One biggest regret in your career (to date):
My addiction to heroin for several years and the destruction it wrought (the destruction I wrought).
Five things on your perfect rider:
If the sound can’t be good, well…… Ha!
This is honesty: lots of Coca-Cola, two packs of Camel Wide Blues, one can of Kodiak, hot food from wherever I am (not a damn burger), and a quiet place to exist and smoke cigarettes and all.
One hour to live – who would you spend it with, and why?
My wife and daughter. I love them above all else. It’s simple and quite traditional. I know, but it’s true. Any human with a wife and children ought be able to say the same, I think. Given that choice, who else would I want beside me when I die? Them, of course. Yeah; I’m just a husband and Daddy first. A “musician” or whatever second. I wonder what most people’s answers to this question are. They’re my blood. I’m theirs.
Five Perfect Songs
FIVE SONGS TO LISTEN TO WHEN YOU HATE THE WORLD AND SUSPECT IT MIGHT HATE YOU IN RETURN:
(the first three won’t help, but prove you’ve got friends…. the last two might…)
1. The Afghan Whig’s “What Jail Is Like”
(“I warn you, if cornered, I’ll scratch my way out of the pen. Wired, an animal, the claustrophobia begins…”)
2. Sparklehorse’s “Pig”
(“Why don’t you see me die?…. I wanna be a stupid and shallow mother fucker now, I wanna be a tough skinned bitch but I don’t know howwwww….” )
3. Bob Dylan’s “Things Have Changed”
(“People are crazy, times are strange, I’m locked in tight, I’m out of range, I use to care, things have changed”)
4. Neil Young’s “Ordinary People”
(“Two out of work models and a fashion slave try to dance away the Michelob night.

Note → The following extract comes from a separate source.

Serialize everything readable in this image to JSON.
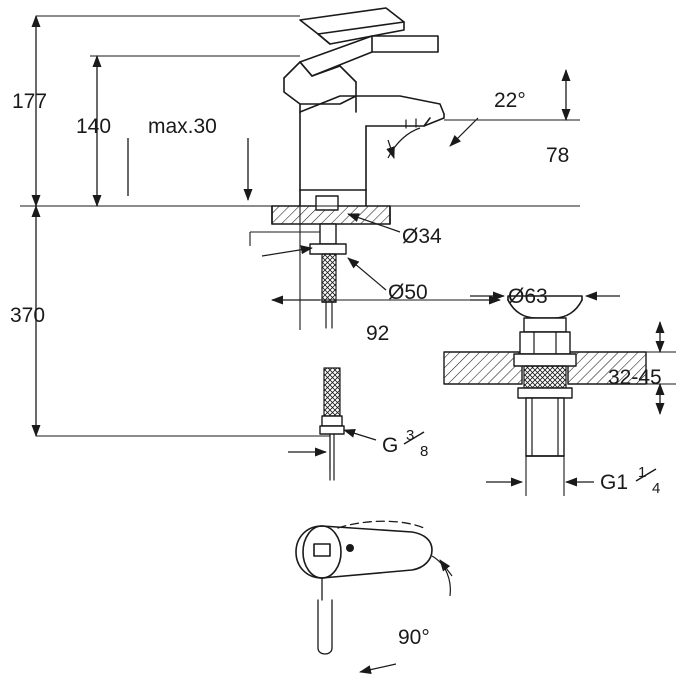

The bartender poured herself another drink, while two drunks were watching the fight. The champ went down, Then he got up again, Then he went out like a light. He was fighting for the people, but his timing wasn’t right. For Las Vegas people, came to see a Las Vegas fight. High rolling people, Taking limos through the neon night. Ordinary People.” – I think this is sarcasm, no???)
5. Arab Strap’s “New Birds” (the live from London version)
(“But you have to remember the kiss you worked so hard on. And you’ll know you’ve done the right thing.” THEN FUZZZZZZZ!!!!!!!! FEELS GOOD!)
If I could add one more it’d be all of “Time Out Of Mind”….. It both tells the truth and uplifts…. Seamlessly……
One song of yours that you’d most like to be played in 50 years time:
My cover of ABBA’s “Super Trouper”. That’d just be funny. May I be remembered for something absurd! Please! Not something “profound”!!!